At the nursing home, Victor meets Dr. Paige Marshall, who says she can help his mother if he has sex with her. For some reason, he can't bring himself to do it, even when she throws herself at him. His mother is delusional, and usually won't speak to him if he greets her ad himself. So he has taken to greeting her as one of her defense lawyers, and they talk about Victor like he isn't there. It's a sort of therapy or role-playing for the son who wants to understand his mother and himself. He plays therapist to his mother while getting his own catharsis from talking about himself. Dr. Marshall offers to translate his mother's diary, written in Italian, for him.

The colonial theme park is full of more misfits that Victor can relate to. Many are often drunk or high. They have to stay "in character", and are punished with the stocks if they come to work with earrings in or wearing sneakers. Victor supports his best friend when he continually ends up in the stocks, wiping his nose for him and keeping kids from throwing things at him.
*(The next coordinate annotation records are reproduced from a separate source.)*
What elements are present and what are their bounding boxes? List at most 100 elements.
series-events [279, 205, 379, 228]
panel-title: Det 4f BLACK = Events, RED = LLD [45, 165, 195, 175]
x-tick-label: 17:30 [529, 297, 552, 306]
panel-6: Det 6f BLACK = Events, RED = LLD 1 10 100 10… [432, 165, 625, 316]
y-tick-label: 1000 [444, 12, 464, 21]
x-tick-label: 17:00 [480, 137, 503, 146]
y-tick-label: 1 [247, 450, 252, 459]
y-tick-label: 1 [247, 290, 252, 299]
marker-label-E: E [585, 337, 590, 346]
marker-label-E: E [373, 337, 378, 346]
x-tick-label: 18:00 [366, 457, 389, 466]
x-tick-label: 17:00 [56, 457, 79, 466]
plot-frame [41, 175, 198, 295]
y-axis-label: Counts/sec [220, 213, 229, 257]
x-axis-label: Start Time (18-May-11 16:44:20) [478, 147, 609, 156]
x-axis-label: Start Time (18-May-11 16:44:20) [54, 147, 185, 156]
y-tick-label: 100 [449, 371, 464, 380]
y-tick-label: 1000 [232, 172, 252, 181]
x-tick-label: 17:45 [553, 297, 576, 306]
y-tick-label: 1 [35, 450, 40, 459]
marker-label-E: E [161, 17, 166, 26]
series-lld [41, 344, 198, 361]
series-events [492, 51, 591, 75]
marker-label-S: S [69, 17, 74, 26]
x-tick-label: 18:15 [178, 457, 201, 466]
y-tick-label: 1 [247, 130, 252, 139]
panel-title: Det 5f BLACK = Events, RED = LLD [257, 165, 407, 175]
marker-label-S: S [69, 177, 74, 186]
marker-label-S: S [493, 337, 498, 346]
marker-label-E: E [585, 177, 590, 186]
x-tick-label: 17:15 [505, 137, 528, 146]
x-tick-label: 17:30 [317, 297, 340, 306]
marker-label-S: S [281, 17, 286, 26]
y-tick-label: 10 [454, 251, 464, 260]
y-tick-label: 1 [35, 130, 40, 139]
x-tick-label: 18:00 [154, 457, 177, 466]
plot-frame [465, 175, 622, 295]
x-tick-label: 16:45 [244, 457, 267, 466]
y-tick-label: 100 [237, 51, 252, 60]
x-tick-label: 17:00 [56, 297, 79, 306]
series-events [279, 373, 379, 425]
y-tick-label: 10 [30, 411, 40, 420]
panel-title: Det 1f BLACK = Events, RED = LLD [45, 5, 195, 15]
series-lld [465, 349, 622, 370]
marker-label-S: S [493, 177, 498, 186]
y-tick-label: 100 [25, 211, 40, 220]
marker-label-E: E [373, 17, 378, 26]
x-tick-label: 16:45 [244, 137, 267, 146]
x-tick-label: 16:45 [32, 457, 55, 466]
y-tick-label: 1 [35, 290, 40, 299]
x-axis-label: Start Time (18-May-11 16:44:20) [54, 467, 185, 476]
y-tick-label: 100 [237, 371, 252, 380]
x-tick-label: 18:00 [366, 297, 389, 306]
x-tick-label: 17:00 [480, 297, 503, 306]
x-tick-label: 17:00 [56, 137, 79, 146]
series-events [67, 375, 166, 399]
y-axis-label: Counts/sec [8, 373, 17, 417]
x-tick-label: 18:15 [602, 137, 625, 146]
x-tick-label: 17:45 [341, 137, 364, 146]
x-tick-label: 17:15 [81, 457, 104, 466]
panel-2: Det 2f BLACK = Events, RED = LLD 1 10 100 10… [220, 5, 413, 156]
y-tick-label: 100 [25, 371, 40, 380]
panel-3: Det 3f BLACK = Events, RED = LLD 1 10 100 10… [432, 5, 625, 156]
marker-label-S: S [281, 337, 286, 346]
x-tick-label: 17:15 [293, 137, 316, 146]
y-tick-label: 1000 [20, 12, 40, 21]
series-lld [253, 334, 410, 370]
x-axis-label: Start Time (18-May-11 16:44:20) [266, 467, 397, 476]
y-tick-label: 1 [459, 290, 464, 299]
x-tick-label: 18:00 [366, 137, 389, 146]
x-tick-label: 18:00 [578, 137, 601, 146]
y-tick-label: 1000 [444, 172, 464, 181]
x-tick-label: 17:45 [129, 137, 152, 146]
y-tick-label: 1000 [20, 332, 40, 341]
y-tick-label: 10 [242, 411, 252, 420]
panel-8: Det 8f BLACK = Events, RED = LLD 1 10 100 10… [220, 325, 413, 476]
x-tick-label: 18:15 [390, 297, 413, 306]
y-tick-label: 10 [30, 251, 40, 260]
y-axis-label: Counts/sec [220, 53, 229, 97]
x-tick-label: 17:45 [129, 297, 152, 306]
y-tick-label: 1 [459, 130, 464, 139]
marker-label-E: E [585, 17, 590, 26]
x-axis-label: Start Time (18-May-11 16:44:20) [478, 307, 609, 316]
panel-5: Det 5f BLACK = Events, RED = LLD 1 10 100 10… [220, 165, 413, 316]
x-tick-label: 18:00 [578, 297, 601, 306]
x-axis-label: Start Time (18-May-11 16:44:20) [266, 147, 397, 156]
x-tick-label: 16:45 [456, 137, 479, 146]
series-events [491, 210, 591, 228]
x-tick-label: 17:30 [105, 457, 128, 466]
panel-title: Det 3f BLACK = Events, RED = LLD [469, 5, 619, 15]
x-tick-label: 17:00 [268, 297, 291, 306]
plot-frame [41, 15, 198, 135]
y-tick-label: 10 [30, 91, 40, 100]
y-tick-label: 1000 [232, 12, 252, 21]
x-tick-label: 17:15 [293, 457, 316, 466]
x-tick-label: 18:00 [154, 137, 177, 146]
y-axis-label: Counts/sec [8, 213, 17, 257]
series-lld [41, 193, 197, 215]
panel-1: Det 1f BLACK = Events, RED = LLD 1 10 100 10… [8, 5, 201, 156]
In many ways this is a novel about identity, about a young boy in a man's body trying to grow up after having an aborted childhood. He assumes a different identity for his mother. For the other mentally ill women in the nursing him, he assumes different identities for them: their ex-husband, an abusive brother, the man who killed their dog. For one sex addicted woman, he plays as a rapist for her. For his job, he becomes a colonial misfit instead of a twenty-first century misfit. His childhood was robbed by his mother, who drove him around to different places, filling his mind with useless facts about secret codes in public announcements. He's not even living his own life, but living exclusively for his mother, despite not being able to have a real relationship with her.
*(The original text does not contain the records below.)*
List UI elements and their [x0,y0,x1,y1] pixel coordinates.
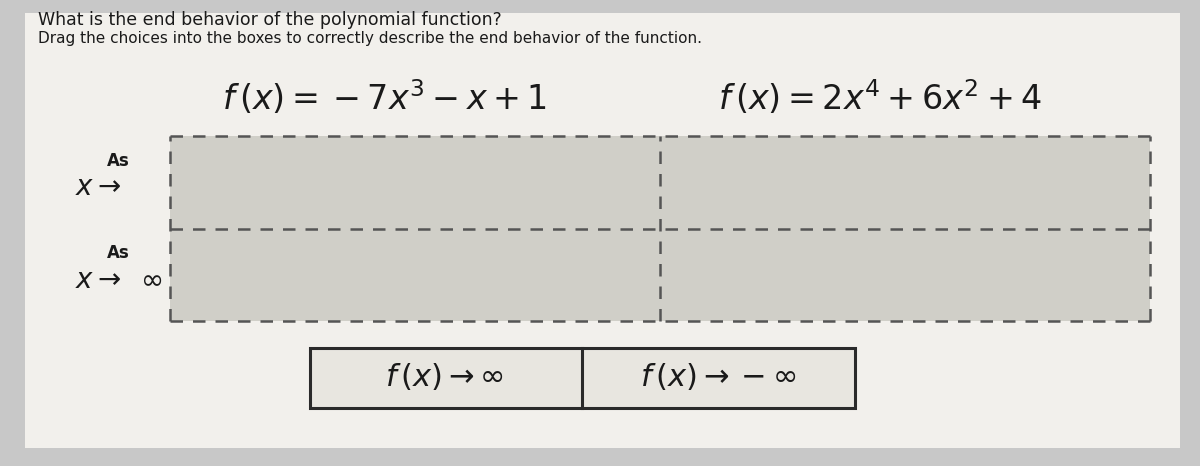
Text: What is the end behavior of the polynomial function?: What is the end behavior of the polynomi… [38,11,502,29]
Text: $f\,(x) = -7x^3 - x + 1$: $f\,(x) = -7x^3 - x + 1$ [222,78,547,117]
Text: $f\,(x) \rightarrow -\infty$: $f\,(x) \rightarrow -\infty$ [641,363,797,393]
Bar [310,348,854,408]
Text: $x \rightarrow$: $x \rightarrow$ [74,174,121,201]
Bar [660,136,1150,229]
Bar [170,136,660,229]
Text: $f\,(x) = 2x^4 + 6x^2 + 4$: $f\,(x) = 2x^4 + 6x^2 + 4$ [718,78,1042,117]
Bar [660,229,1150,321]
Text: $\infty$: $\infty$ [140,267,162,294]
Text: $f\,(x) \rightarrow \infty$: $f\,(x) \rightarrow \infty$ [385,363,504,393]
Text: $x \rightarrow$: $x \rightarrow$ [74,267,121,294]
Text: Drag the choices into the boxes to correctly describe the end behavior of the fu: Drag the choices into the boxes to corre… [38,31,702,46]
Text: As: As [107,151,130,170]
Text: As: As [107,244,130,262]
Bar [170,229,660,321]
The core of the plot is Victor's dealing with his mother's growing dementia (she cannot swallow food, so needs a feeding tube) and coming to grips with his own obsessions. In an interesting metaphor, Victor's best friend develops an obsession with collecting rocks. It's a completely useless activity that turns into something that can take over his life, Victor's life, and Victor's home. When Victor's kicks his friend out, the ends up taking his rocks and making a house out of them. It's a nifty transformation of turning a useless or harmful obsession into something constructive. Like the rocks, Victor collects useless sexual experiences. Like the rock house, he must come to build something meaningful from his obsessions.

In the end, there are surprises revealed about Victor, his mother, and Dr. Marshall. Victor ends up with at his best friend's rock house with dozens of other people who had seen Victor on the TV news and recognized him as the man they had saved. Everything starts to unravel, and Victor has to make a decision about his future, in effect rebuild himself from the pieces.

The novel is at times hilarious and at times depressing. The author has a cynical, dark view. He makes the fake rape scene turn out hilarious. The dialog and narrative are dark, incisive, and witty. The sex scenes are very explicit and often downright dirty. I enjoyed watching the characters interact. It's a story of how a troubled man wakes up, stops being an obsessive nuisance, and makes a decision to have a different life. Even though it was a little hard to get into at first, it ends up a pretty good novel, worthy of an A-.